Monday, November 18, 2019

This Holiday Season, Beware the Unpaid Volunteer

As Thanksgiving and the holiday season approaches, companies often look for ways to contribute to charitable causes within their communities. One way they might accomplish this worthwhile endeavor is by creating and encouraging their employees to participate in formal volunteer opportunities. This is a great way for companies to give back and for individual employees to take a break from the rigors of everyday business life and focus on helping others. Whether employees should be compensated for participating in these “volunteer” activities, however, is not always clear, and if companies aren’t careful, they could be the recipients of an unwanted gift this season — a wage and hour lawsuit.

There are a few key concepts under the Fair Labor Standards Act (FLSA) that employers must be aware of when it comes to volunteers. An overarching principle is that individuals may not provide volunteer services to for-profit companies under any circumstances. That rule is easy to follow, but what about situations where an employer is “sponsoring” volunteer activities in the community and encouraging (or rewarding) their employees’ attendance at such activities? In that situation, caselaw and guidance from the U.S. Department of Labor (DOL) suggests that a nonexempt employee performing volunteer services need not be compensated if each of the following criteria are met:

  1. The volunteer services are provided for religious, charitable, civic, humanitarian, or similar public services;
  2. The volunteer services are provided without contemplation or receipt of compensation;
  3. The volunteer services are provided freely without coercion or undue pressure from an employer;
  4. The volunteer services are provided outside of normal working hours; and
  5. The volunteer services are unrelated to the employee’s regular duties and the employer’s usual business.

A common issue that arises in these situations is whether an employer has, directly or indirectly, pressured employees to participate in volunteer activities.
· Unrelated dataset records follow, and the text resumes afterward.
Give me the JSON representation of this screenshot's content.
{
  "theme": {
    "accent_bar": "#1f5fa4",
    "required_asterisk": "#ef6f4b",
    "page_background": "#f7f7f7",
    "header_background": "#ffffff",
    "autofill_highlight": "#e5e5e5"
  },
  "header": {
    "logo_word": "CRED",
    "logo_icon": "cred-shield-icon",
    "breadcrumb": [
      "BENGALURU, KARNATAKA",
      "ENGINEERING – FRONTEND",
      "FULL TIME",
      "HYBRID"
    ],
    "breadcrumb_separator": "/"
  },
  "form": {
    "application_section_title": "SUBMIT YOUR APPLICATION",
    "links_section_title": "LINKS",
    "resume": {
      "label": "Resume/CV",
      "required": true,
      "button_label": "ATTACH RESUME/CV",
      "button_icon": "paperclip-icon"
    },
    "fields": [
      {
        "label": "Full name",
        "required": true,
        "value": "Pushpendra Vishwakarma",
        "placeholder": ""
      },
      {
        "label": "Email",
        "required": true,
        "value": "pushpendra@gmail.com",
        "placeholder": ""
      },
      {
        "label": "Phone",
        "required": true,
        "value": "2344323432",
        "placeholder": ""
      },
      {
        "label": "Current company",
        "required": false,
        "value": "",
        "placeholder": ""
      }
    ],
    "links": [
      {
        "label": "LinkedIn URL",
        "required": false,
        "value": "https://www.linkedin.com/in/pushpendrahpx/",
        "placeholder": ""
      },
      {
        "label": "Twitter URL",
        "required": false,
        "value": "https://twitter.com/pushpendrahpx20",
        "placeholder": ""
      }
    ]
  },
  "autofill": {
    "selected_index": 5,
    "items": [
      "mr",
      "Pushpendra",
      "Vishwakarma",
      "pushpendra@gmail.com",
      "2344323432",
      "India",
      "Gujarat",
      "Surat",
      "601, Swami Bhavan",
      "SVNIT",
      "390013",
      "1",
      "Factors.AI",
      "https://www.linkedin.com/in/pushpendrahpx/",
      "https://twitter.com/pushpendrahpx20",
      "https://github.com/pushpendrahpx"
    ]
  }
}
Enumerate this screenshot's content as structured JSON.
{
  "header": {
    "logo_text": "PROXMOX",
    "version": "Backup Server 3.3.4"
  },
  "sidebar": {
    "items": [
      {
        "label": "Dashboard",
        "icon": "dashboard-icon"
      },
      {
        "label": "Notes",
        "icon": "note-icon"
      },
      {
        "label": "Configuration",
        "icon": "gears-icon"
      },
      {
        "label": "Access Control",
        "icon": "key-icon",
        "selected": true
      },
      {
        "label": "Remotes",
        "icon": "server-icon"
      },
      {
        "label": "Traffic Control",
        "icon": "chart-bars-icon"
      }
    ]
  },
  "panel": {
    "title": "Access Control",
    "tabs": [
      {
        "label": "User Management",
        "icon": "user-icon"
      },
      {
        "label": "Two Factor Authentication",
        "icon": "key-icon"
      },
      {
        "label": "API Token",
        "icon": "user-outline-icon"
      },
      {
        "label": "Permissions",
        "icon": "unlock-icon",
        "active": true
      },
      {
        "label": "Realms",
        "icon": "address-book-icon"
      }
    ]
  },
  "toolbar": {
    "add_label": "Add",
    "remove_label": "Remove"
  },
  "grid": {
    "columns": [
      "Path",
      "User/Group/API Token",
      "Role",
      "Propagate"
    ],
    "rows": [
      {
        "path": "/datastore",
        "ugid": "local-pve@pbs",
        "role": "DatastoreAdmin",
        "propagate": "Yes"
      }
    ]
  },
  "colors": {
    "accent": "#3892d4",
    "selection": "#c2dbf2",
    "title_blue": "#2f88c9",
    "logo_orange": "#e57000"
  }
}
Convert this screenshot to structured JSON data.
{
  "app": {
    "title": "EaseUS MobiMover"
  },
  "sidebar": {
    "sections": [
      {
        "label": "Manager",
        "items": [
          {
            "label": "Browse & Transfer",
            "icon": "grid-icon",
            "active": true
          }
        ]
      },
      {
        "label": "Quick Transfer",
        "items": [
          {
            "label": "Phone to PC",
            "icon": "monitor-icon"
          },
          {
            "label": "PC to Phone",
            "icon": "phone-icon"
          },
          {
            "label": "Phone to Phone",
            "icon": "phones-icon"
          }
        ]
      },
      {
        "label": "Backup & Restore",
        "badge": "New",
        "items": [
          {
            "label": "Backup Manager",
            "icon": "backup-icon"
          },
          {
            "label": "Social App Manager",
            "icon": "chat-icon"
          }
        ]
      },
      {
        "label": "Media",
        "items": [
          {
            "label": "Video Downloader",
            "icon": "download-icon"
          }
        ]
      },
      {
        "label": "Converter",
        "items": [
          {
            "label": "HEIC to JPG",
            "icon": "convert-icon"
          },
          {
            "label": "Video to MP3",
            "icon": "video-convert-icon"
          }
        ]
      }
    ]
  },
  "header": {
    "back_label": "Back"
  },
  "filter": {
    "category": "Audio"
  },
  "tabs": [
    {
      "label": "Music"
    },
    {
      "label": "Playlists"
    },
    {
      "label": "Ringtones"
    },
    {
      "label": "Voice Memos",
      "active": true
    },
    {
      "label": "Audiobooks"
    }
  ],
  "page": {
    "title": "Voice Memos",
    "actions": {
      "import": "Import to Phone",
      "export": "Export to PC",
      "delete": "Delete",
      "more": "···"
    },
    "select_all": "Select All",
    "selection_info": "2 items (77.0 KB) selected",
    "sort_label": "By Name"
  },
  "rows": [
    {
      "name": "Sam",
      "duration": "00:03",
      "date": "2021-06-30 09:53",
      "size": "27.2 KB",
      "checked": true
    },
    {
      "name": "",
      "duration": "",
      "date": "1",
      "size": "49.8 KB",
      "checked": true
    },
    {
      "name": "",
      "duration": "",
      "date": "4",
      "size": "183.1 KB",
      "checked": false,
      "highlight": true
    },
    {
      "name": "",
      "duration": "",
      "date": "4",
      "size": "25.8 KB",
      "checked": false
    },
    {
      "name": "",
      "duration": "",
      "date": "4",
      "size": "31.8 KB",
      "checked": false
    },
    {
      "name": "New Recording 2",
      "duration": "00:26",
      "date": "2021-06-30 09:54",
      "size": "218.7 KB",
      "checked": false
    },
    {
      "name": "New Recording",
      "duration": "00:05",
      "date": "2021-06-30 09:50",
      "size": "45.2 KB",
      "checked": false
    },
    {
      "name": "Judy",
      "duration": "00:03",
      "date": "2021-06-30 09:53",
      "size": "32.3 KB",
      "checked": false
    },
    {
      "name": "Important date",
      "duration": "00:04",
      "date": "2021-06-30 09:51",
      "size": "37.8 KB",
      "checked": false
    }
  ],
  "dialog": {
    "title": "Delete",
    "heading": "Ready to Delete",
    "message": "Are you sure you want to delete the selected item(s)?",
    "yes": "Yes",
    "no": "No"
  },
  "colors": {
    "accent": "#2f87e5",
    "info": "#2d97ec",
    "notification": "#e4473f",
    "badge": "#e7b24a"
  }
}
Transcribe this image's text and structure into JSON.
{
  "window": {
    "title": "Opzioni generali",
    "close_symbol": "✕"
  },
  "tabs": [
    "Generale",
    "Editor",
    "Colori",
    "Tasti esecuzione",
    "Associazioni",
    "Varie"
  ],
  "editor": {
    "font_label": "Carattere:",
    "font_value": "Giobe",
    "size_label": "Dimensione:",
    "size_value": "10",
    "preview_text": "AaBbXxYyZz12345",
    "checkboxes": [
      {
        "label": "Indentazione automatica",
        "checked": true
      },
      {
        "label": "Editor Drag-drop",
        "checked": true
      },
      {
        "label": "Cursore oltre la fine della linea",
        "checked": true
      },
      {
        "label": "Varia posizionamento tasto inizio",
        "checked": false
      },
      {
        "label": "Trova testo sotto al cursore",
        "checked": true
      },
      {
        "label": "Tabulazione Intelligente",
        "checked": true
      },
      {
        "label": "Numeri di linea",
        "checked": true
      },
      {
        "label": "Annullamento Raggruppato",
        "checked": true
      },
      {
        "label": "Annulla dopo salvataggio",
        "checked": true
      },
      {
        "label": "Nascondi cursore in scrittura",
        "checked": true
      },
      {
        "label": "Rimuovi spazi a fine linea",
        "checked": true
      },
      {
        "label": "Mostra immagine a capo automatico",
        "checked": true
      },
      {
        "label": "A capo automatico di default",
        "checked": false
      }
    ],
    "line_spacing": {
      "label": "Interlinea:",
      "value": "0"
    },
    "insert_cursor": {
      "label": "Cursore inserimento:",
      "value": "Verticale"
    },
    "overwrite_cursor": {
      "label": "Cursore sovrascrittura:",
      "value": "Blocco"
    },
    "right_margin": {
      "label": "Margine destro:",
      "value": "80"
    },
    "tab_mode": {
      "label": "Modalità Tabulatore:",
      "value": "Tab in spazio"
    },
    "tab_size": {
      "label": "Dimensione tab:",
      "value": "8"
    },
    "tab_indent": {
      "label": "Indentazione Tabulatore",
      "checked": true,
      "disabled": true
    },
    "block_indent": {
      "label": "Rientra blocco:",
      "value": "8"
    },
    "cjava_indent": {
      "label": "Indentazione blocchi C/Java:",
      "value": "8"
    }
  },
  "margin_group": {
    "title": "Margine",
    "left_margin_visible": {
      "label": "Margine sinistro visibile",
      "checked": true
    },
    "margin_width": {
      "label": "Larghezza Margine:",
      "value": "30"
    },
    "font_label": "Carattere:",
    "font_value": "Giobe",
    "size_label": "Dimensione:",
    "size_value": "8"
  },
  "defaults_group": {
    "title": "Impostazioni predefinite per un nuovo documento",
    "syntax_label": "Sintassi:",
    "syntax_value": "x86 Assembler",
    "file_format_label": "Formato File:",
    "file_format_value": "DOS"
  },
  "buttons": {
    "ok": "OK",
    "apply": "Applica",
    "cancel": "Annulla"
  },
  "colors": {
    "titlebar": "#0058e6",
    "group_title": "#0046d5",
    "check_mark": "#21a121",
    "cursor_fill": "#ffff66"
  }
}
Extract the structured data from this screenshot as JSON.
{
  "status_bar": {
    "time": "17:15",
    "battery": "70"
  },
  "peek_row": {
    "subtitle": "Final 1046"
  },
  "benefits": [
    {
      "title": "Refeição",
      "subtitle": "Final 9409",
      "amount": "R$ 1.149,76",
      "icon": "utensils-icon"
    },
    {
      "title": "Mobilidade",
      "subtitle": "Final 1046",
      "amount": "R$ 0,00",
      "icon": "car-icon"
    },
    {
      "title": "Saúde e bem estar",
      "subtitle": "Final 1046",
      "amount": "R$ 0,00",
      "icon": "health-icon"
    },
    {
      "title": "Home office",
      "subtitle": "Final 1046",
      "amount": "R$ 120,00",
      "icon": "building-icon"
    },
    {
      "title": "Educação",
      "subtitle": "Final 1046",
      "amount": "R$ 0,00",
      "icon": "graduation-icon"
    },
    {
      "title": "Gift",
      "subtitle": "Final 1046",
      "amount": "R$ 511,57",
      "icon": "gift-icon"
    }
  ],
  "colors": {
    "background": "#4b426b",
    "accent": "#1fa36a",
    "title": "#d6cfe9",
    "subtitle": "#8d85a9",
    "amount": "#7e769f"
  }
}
In general, if an employee is treated more favorably or provided with advancement opportunities because they have volunteered, then the “volunteers” must be compensated for their time. It does not matter if the employer proclaims that such volunteering is optional — if it has an impact on an employee’s standing within the company, it is not truly optional and must be compensated.

In a March 2019 opinion letter, the DOL attempted to further clarify the “voluntariness” of a volunteer program. The letter answered questions about an employer's optional volunteer program where workers perform activities either sponsored by the employer or chosen by employee. As part of the program, the employer provided a bonus to “the group of employees with the greatest community impact.” Workers were compensated for time spent volunteering during work hours but not for time spent outside of work hours. The DOL also said that the employer could use an employee's time spent volunteering as a factor when calculating a bonus without treating volunteer time as hours worked, as long as a failure to volunteer did not have an adverse impact on the employee's working conditions or employment prospects.

Given the above, companies should be careful to not dictate or control its employees’ volunteer activities. While there is nothing wrong with alerting employees to opportunities or even helping to coordinate those opportunities, the actual volunteering should be run by an outside nonprofit entity. Further, employees’ performance ratings and prospects for advancement should not be positively or negatively affected by their participation in such volunteer activities. Following these simple steps will keep a positive, feel-good headline from turning into a real headache for employers.